Skipjack Cultures


Our final Journey is coming to an end which mean that the semester is almost over, and what better way to end it than rebuilding a skipjack. The skipjack is a cultural symbol for the Chesapeake Bay. A skipjack defines the culture because they are a working boat that shapes the communities surrounding the bay. This skipjack captains plan there lives around the water because that is how they make their living. They have a crew of about 7 men who wake up at dawn to dredge under sail for wild oysters. Once the watermen reach there quota for the day, there are by boats that the captains can sell their oysters to. The by boats than make their way to the cities and ports where they sell the oyster to the factories and companies. They then process the oysters by selling whole or sucking and putting them into cans. These can were designed to preserve the oysters so they can stay fresh while traveling long distances. A majority of the people who lived in the cities worked in these shucking houses and factories. This just goes to show that all the communities around the water are designed because of the oyster businesses and watermen.
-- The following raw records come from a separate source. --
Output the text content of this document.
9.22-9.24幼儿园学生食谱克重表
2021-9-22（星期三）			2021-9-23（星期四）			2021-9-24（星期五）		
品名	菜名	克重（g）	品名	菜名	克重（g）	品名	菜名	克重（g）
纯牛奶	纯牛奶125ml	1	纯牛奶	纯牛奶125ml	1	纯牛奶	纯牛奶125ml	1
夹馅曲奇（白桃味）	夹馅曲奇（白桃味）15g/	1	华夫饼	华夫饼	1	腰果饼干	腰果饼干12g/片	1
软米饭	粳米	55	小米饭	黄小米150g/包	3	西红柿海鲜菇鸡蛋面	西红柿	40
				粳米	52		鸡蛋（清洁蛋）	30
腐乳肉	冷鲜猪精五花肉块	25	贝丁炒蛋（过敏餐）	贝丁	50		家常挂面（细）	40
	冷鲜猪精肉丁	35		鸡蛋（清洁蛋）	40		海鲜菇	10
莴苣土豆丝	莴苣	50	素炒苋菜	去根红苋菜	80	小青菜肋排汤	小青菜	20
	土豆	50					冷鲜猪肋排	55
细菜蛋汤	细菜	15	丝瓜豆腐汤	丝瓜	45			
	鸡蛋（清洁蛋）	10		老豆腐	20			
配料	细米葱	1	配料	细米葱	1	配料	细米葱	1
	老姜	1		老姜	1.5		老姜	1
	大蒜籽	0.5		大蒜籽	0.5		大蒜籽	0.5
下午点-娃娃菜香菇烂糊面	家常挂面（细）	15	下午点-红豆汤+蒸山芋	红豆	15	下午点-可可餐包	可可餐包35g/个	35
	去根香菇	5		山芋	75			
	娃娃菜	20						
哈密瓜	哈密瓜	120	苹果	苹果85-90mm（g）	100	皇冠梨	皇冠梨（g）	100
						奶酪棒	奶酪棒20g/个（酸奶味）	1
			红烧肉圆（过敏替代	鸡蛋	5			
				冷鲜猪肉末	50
While on journey four, we went down to Deal Island where we helped Professor Wiest and former Chesapeake semester Zach restore the skipjack Catherine. We meet her captain, Stoney, and professional skipjack restorer Mike V. We work with our hands and got dirty painting and cutting up wood all to help out with the restoration. Even though we had all the tools to make the job easier, I never realized how much work was needed in restoring a wooden boat. Ever piece of wood in shaped differently and take a long time to get the shape. I could not imagine how much effort it would have taken to build a skip back in the late1800s. These boats were designed with the purpose of the bay. Wide boat that sits low on the water with a shore hull because of the shallow waters of the bay. They were very practice for what they were used for. In fact, they were a little too good because they were over harvesting the oyster population down to 1%. They then were not allowed to power dredge and only use there sail to dredge the reefs. Now, the remaining 6 working skipjacks in the bay harvest by power dredging only two times a week. This allows for 150 bushels of oysters per day. This helps to make sure that the watermen do not over harvest so that the population is not harmed any more than we have already done.
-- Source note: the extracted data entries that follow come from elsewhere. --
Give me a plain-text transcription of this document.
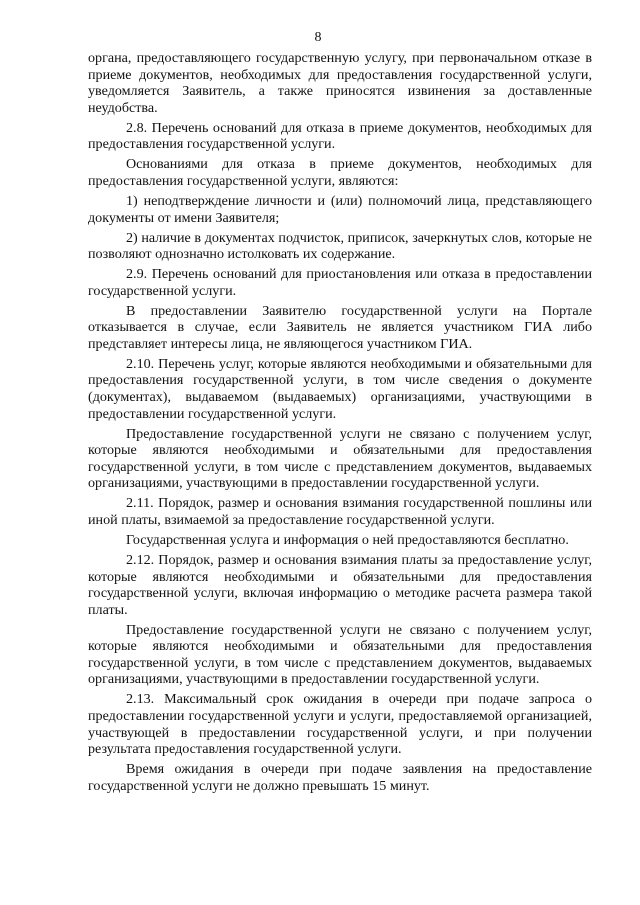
8

органа, предоставляющего государственную услугу, при первоначальном отказе в приеме документов, необходимых для предоставления государственной услуги, уведомляется Заявитель, а также приносятся извинения за доставленные неудобства.

2.8. Перечень оснований для отказа в приеме документов, необходимых для предоставления государственной услуги.

Основаниями для отказа в приеме документов, необходимых для предоставления государственной услуги, являются:

1) неподтверждение личности и (или) полномочий лица, представляющего документы от имени Заявителя;

2) наличие в документах подчисток, приписок, зачеркнутых слов, которые не позволяют однозначно истолковать их содержание.

2.9. Перечень оснований для приостановления или отказа в предоставлении государственной услуги.

В предоставлении Заявителю государственной услуги на Портале отказывается в случае, если Заявитель не является участником ГИА либо представляет интересы лица, не являющегося участником ГИА.

2.10. Перечень услуг, которые являются необходимыми и обязательными для предоставления государственной услуги, в том числе сведения о документе (документах), выдаваемом (выдаваемых) организациями, участвующими в предоставлении государственной услуги.

Предоставление государственной услуги не связано с получением услуг, которые являются необходимыми и обязательными для предоставления государственной услуги, в том числе с представлением документов, выдаваемых организациями, участвующими в предоставлении государственной услуги.

2.11. Порядок, размер и основания взимания государственной пошлины или иной платы, взимаемой за предоставление государственной услуги.

Государственная услуга и информация о ней предоставляются бесплатно.

2.12. Порядок, размер и основания взимания платы за предоставление услуг, которые являются необходимыми и обязательными для предоставления государственной услуги, включая информацию о методике расчета размера такой платы.

Предоставление государственной услуги не связано с получением услуг, которые являются необходимыми и обязательными для предоставления государственной услуги, в том числе с представлением документов, выдаваемых организациями, участвующими в предоставлении государственной услуги.

2.13. Максимальный срок ожидания в очереди при подаче запроса о предоставлении государственной услуги и услуги, предоставляемой организацией, участвующей в предоставлении государственной услуги, и при получении результата предоставления государственной услуги.

Время ожидания в очереди при подаче заявления на предоставление государственной услуги не должно превышать 15 минут.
Learning about the culture behind the skipjacks was very inspirational and listening to the stories of the captains gave you a better understanding on what life was like on the boat. On our last day on the island, were visiting a dock yard where we waited for a skipjack to return from harvesting oysters all morning. The oldest skipjack captain steered the heavy load ship to tie up and unload his catch. Captain Andy, the oldest skipjack captain in the world (93yo), is the most productive ship in the bay. We watched as the boat was unloading its bushels and we sat silently and observed. It was a beautiful sight to see. The boat sat heavy with a satisfying catch to unload. What an amazing experience to have witnessed and what better way to understand what oystering on one of these boats was like then seeing a captain in his natural habitat who had been I’m the industry for a very long time. What a unique culture and life style.